Saturday, May 30, 2020

Final Girls by Riley Sager



I see Riley Sager's books popping up in my timeline all the time but I've never actually read any of his work until now. FINAL GIRLS intrigued me because I kind of loved the idea of a group of "final girls" (those girls in horror flicks who end up becoming the last women standing) overcoming the tragedies of their pasts, only to end up finding themselves playing the real life scream queens yet again in a new slew of horrors.

Horror was my go-to genre before I fell in love with romance and even though I no longer like it as much as I used to, I still return to it occasionally whenever I find myself in a slump. I know it's strange, but I find it comforting. It kind of transports me back to my high school years, when focusing on slasher films and pulpy novels about killer cults and demonic worms took my mind of the everyday anxieties of being an unhappy teenager. FINAL GIRLS is especially fun because it's like 90s horror movie meets crime thriller.

Our heroine, Quincey, is one of the final girls. About ten years ago, she and her friends went to a cabin in the woods-- and all of them were brutally killed except for Quincey herself. She has dissociative amnesia and can't remember the events from that night, which some people found suspicious. Others were more sympathetic. Either way, she's now trying to rebuild her life, and bar some substance abuse and emotional PTSD, she's become a successful baking blogger with a successful lawyer fiance, and it seems like everything's coming up roses.

...Until another final girl, Lisa, dies. Killing herself allegedly. And then, a few days later, Sam shows up on her doorstep. Wanting to help, she claims, and haunted by her own miserable past of being the only one to survive a series of gruesome tortures at a motel. But Lisa's death doesn't add up and Sam's motivations are questionable, and pretty soon it becomes clear that all three women have more secrets than their dark pasts, and at least one of them might be in mortal danger.

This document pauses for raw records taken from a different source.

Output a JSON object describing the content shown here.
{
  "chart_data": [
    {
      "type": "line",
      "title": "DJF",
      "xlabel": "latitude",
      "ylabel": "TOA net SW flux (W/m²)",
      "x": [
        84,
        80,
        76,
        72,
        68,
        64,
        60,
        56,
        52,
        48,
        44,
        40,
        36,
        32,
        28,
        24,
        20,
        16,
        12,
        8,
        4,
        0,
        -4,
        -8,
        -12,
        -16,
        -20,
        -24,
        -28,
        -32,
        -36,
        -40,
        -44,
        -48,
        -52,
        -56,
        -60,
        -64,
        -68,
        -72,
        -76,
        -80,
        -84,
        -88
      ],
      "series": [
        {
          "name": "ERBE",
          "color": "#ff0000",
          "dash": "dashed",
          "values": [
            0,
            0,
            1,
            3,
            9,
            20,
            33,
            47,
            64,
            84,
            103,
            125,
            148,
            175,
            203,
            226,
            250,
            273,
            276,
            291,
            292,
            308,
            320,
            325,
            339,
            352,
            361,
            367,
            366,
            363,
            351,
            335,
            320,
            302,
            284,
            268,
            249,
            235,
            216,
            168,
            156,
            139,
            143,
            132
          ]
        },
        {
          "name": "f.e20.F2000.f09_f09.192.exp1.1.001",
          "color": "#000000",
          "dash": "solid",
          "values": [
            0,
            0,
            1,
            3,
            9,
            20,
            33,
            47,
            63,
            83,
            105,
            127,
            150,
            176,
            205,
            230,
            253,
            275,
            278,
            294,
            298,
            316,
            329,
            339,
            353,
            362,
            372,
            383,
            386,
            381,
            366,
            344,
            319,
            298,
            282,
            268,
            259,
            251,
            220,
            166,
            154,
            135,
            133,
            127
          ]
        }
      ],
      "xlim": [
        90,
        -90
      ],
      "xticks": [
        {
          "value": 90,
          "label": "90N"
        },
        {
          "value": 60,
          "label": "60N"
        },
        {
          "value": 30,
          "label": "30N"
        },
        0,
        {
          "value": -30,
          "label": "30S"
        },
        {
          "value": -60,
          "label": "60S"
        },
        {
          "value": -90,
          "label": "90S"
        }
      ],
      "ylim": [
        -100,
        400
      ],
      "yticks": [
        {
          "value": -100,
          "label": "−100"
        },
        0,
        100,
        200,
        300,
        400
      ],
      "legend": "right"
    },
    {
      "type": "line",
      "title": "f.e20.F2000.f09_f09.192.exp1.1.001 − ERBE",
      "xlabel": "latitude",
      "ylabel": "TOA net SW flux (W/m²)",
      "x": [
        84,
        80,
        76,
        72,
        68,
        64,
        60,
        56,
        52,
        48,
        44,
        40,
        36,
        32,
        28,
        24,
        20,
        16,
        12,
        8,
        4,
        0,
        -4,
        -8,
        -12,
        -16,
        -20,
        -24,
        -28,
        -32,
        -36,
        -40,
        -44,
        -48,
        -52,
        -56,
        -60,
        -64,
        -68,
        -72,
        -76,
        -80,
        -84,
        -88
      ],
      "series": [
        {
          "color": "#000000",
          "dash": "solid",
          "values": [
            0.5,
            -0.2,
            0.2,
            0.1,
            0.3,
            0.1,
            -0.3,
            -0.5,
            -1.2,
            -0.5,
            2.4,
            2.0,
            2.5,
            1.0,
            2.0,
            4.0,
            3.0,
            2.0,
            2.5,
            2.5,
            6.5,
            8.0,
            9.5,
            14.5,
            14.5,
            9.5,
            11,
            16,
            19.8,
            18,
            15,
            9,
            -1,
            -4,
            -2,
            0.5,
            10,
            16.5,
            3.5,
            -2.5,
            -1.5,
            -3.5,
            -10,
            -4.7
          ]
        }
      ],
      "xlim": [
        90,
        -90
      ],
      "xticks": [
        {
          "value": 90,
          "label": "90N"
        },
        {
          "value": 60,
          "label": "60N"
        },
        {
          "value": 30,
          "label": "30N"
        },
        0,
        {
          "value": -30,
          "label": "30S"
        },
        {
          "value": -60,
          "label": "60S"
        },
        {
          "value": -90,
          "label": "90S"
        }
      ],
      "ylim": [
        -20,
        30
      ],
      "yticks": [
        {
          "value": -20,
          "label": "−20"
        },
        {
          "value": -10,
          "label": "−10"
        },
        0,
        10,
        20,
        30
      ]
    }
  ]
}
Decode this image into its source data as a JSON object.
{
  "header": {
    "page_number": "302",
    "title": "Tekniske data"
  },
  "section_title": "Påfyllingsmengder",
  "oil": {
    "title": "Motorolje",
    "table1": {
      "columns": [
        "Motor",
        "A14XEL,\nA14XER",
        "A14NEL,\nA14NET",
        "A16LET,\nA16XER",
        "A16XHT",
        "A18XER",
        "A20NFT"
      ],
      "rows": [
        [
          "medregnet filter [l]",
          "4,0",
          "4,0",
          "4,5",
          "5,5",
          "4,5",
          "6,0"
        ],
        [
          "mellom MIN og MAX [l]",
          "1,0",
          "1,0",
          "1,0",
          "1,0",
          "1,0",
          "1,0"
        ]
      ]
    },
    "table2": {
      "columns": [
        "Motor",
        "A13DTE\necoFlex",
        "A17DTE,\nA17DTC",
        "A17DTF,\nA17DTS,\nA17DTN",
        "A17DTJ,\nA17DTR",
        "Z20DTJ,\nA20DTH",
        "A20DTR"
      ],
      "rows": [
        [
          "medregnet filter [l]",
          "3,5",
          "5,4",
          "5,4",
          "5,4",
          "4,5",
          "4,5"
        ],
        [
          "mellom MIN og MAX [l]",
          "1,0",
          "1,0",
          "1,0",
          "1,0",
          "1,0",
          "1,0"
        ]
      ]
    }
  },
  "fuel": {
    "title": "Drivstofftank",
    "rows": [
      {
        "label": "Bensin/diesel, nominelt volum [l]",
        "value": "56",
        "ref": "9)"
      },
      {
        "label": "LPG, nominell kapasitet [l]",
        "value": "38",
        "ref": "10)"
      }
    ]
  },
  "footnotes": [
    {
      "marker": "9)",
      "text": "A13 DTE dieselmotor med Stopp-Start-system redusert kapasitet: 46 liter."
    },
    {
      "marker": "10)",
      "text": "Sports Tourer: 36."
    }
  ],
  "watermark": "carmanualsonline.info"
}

Was this book literature? No. Did I devour it in a single day? YAS. I said to someone that this kind of reminds me of Rachel Caine's Stillhouse Lake series in that it's about a woman recovering from past encounters with violent crime, only to find herself victim to it yet again while trying to recover. Like the heroine in that novel, she's also flawed as all get out and morally ambiguous, but still easy to root for even as you might question whether she's truly the victim others would like her to be. It had the right amount of suspense to keep me turning the pages and some interesting twists that weren't what I was expecting. This turned out to be exactly the book I needed for my current mood.